On the wall, and somewhere under this tumulus of pedantry, is a minor artist with some distinctly good moments and a reliable bag of tricks, whose work can be enjoyed on its own terms without loading it with significance. All his paintings in the show -- with one exception, an inertly sentimental picture of a small black boy in a paper hat -- are still lifes. He was not interested in figures and had no feel for the human face. The best of Harnett is, so to speak, the weak populist end of the best strain in 19th century American art: its adherence to pragmatic, empirical vision, to art as an instrument of the world's measurement. (The great figures in this are Audubon, Eakins and Homer.)

His early paintings, of the 1870s, are stiff, naive and curiously old- fashioned; they are almost exactly like the work that Raphaelle Peale, America's first still-life artist, had been doing around 1815. But Harnett hit his stride in the 1880s, and in fact the most beautiful painting in this show, The Artist's Letter Rack, dates from 1879: an image of letters, visiting cards and a theater ticket, the meager index of an artist's social life, held by a crisscrossed square of pink tape to an unvarnished pine board. Everything is actual size, and the flatness of the board corresponds to the flatness of the painting, so that the illusion is nearly absolute. The pencil and chalk marks on the board look just like pencil and chalk, every grain line in the cheap wood and fiber in a torn paper edge is there, and the play of the yellow and blue rectangles and envelopes against the square of tape has the lovely spareness of a Motherwell collage.

Few other paintings in his career show the same fine play between aesthetic intent and illusionism. Usually it's the eye-fooling that wins. The comment of a great American Modernist, Marsden Hartley, is cited by one essayist: "In Harnett there is nothing to bother about, nothing to confuse, nothing to $ interpret . . . there is the myopic persistence to render every single thing singly." The catalog protests this, pointing to the stories that underlie the conglomerations of things in his still lifes, which do indeed provide something to interpret. But was this what Hartley meant? In fact, no. He saw what is plainly true -- that in Harnett there is little imaginative dimension beyond the winsome, rebus-like narrative and the skill.

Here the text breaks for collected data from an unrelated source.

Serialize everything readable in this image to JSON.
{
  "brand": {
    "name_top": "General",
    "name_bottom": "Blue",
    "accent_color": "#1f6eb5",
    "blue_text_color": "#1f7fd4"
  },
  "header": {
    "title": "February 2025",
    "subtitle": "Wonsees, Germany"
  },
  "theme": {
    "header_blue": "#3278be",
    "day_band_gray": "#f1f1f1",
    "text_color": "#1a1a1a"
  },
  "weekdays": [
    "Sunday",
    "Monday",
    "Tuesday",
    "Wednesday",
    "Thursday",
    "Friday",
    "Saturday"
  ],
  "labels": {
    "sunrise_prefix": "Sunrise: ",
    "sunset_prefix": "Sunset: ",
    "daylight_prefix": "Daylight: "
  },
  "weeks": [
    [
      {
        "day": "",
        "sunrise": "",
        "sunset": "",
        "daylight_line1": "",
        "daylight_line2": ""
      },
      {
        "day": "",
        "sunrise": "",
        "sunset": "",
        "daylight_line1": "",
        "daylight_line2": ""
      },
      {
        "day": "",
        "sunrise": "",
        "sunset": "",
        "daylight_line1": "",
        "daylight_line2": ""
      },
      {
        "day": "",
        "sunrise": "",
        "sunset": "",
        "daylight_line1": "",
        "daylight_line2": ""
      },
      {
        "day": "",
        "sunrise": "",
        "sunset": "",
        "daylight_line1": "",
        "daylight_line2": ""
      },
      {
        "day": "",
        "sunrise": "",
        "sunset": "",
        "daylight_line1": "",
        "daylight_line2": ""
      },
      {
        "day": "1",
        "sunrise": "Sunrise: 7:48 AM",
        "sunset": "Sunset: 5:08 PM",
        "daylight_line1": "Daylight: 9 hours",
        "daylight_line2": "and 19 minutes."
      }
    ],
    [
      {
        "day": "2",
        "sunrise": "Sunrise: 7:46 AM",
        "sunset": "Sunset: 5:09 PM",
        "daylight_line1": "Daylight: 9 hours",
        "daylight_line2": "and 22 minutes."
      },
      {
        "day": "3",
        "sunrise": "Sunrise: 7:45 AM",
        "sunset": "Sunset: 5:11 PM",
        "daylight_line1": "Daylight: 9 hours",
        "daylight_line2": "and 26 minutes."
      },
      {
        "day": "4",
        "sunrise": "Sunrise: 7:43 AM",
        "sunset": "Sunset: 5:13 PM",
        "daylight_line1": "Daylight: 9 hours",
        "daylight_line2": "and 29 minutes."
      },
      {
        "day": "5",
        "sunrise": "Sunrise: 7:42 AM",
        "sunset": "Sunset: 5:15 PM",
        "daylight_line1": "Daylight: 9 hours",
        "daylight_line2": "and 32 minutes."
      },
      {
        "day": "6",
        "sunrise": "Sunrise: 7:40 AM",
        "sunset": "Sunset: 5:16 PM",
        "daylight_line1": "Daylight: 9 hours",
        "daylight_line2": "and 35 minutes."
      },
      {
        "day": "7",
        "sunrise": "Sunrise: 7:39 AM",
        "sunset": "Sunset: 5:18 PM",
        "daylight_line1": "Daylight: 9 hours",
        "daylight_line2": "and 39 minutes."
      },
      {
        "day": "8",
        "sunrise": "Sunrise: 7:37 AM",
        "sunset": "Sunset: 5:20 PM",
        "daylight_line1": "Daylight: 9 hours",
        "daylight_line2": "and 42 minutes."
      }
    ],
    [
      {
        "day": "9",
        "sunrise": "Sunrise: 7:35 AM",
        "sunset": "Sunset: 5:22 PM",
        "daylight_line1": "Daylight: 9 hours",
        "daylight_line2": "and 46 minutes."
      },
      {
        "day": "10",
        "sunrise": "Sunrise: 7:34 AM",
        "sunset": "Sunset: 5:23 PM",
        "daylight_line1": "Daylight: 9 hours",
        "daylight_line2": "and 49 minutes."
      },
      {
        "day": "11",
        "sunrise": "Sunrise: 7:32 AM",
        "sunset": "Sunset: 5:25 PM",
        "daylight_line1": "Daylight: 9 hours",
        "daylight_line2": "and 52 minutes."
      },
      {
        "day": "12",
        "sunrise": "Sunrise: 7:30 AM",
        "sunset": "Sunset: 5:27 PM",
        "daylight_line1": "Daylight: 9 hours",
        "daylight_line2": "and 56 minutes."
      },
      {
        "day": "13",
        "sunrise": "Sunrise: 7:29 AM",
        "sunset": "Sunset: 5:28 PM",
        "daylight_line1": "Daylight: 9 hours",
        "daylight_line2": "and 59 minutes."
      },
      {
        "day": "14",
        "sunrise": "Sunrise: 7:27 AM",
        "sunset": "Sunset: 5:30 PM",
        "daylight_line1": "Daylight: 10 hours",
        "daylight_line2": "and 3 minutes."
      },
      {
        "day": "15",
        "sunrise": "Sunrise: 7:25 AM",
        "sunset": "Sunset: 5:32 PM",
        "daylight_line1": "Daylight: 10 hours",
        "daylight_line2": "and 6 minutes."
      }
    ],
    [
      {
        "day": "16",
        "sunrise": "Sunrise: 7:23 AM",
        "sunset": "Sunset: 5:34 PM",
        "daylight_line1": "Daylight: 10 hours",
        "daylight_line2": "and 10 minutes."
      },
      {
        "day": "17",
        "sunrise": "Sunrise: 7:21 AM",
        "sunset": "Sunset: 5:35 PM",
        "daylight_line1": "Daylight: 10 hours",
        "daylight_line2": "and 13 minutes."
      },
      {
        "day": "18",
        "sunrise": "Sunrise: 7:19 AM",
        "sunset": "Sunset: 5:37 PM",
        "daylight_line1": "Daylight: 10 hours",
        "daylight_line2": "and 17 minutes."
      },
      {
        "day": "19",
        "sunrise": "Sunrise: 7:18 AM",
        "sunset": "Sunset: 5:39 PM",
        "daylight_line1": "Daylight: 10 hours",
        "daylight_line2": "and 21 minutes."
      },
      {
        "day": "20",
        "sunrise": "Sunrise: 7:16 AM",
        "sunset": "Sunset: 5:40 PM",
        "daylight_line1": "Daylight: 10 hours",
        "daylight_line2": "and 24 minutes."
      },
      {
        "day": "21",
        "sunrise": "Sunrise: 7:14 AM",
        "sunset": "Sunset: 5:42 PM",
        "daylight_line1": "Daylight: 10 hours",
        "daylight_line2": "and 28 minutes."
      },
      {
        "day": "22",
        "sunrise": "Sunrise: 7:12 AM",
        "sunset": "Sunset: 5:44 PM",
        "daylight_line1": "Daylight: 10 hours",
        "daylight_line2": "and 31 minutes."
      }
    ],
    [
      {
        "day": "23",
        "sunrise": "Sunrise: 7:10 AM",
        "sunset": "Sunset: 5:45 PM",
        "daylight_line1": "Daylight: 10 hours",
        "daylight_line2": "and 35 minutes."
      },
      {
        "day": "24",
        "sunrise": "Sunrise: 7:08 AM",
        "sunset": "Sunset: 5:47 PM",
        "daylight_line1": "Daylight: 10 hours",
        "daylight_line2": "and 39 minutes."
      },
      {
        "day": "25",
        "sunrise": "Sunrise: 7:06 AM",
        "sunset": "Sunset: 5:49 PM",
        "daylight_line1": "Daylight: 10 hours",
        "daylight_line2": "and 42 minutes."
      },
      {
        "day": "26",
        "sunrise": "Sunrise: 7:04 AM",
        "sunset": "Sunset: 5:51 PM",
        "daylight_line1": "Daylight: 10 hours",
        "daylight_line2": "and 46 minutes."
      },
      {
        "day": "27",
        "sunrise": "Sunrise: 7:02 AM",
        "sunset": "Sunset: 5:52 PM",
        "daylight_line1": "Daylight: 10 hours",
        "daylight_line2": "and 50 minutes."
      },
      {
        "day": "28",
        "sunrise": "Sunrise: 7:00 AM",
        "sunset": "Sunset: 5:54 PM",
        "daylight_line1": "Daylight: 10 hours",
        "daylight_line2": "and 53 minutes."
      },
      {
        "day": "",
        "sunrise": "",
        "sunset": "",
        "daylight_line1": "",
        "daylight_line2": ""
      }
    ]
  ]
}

The late 19th century art audience, especially in America, liked "puzzle pictures" -- images that told a hidden story. Still life was a standard vehicle for these. It was the end of an older tradition, that of the allegorical table piece, the vanitas paintings that were so popular in the Netherlands in the 17th century. In them the lowly objects of still-life painting become allegories of the senses or, with a skull and some musty books, of death. Where Harnett is weakest and most derivative is, precisely, where he tried to tell his stories. He liked mild, kitschy allegorizing. His invocations of the past (the classical bronze and the broken copy of Cervantes' Don Quixote in The Old Cupboard Door, 1889, for instance) are parlor antiquarianism with nothing to say about history. What they respond to is the diffuse sentimentality about the past felt by people ill at ease with the rawness and bustle of the American republic, in the days before bric-a- brac became "collectibles."

It would be some time -- about half a century after Harnett's death, in fact -- before another and more reclusive American, Joseph Cornell, would drag his fine net through the junk stores of New York and turn what it caught into frail, unique feats of the imagination that reach beyond illusionism and nostalgia. One can't not enjoy Harnett, but he is not an artist one should overrate.